If you use WhatsApp often, you may have seen this message recently:
“Messages you send to this chat and calls are now secured with end-to-end encryption. Tap for more info.”
This is useful, even if you’re not a techie. It means you will benefit from WhatsApp’s new security feature, an encryption it has put on all communication between you and your contacts. This ensures that no one else can access your messages by hacking WhatsApp or by intercepting your messages while they’re being sent. A hacker would have to get physical access to either your phone or the phone of the person you’re communicating with, which is a lot harder, making you a lot safer.
For the majority of WhatsApp users, nothing changes, except they will have the added comfort of knowing their conversations are more secure. WhatsApp may even get more users among people who were already looking for secure communications. The new feature makes WhatsApp more competitive with mobile apps that already had strong security implementations such as Telegram, a rival instant messenger.
What’s interesting about this new layer of security is the legal angle: this could have serious implications in law. Before this update, intelligence agencies (such as the United States’ FBI) and police forces could get hold of WhatsApp messages fairly easily. They say they’re doing this in the name of upholding the law, but an unfortunate side effect is that they’re undermining and in some cases violating the user’s privacy. That’s how information was retrieved from phones used by Vybz Kartel (Adidja Palmer) and his associates involved in the murder of Clive “Lizard” Williams.
With this WhatsApp update, the law will find it difficult to get access to people’s information.
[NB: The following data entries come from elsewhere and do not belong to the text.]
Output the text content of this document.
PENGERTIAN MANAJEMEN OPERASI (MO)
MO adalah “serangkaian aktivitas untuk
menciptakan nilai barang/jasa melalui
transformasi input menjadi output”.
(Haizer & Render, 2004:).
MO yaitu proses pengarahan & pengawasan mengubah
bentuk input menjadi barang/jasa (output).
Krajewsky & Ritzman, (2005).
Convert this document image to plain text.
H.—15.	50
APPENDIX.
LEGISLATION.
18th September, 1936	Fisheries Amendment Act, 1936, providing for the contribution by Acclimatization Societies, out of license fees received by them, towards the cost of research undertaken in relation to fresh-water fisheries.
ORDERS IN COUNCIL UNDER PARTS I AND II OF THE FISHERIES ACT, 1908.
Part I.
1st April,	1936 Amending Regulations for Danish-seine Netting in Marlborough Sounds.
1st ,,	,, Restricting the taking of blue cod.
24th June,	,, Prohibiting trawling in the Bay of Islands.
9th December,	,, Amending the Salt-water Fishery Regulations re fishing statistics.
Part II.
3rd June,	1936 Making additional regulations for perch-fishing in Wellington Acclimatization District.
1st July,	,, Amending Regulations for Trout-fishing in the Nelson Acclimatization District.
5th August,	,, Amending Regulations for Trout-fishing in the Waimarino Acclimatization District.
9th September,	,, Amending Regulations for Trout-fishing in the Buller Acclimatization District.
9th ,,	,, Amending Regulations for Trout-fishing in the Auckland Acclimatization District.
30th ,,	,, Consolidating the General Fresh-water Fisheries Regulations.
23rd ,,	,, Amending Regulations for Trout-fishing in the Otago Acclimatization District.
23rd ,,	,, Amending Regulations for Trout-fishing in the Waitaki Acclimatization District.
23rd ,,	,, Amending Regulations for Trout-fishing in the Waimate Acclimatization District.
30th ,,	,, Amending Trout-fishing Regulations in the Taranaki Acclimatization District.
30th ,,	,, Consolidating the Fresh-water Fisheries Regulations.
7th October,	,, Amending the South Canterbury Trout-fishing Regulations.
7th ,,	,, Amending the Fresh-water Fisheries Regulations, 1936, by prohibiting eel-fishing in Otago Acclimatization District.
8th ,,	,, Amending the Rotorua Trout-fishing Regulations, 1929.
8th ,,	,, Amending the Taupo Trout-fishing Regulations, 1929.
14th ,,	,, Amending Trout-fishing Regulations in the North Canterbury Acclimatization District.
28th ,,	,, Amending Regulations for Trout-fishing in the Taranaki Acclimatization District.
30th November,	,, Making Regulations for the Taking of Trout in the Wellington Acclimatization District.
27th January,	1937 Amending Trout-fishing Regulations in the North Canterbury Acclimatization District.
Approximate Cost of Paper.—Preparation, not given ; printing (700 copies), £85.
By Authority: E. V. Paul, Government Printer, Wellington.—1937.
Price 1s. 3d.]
The encryption information is kept strictly between the participants in each WhatsApp group or individual chat. This move by Facebook (owner of WhatsApp) was encouraged, no doubt, by the recent dispute between Apple and the FBI over the San Bernardino shooter’s iPhone data. This is only the latest landmark on the long road of information security.
We have to find the balance between privacy and security. No one is saying the police shouldn’t be able to do their jobs, but at what cost? How much of our privacy are we willing to give up? Until we find an answer that everyone can agree on, there will continue to be an arms race between encryption and other data protection measures and law enforcement’s ability to crack them.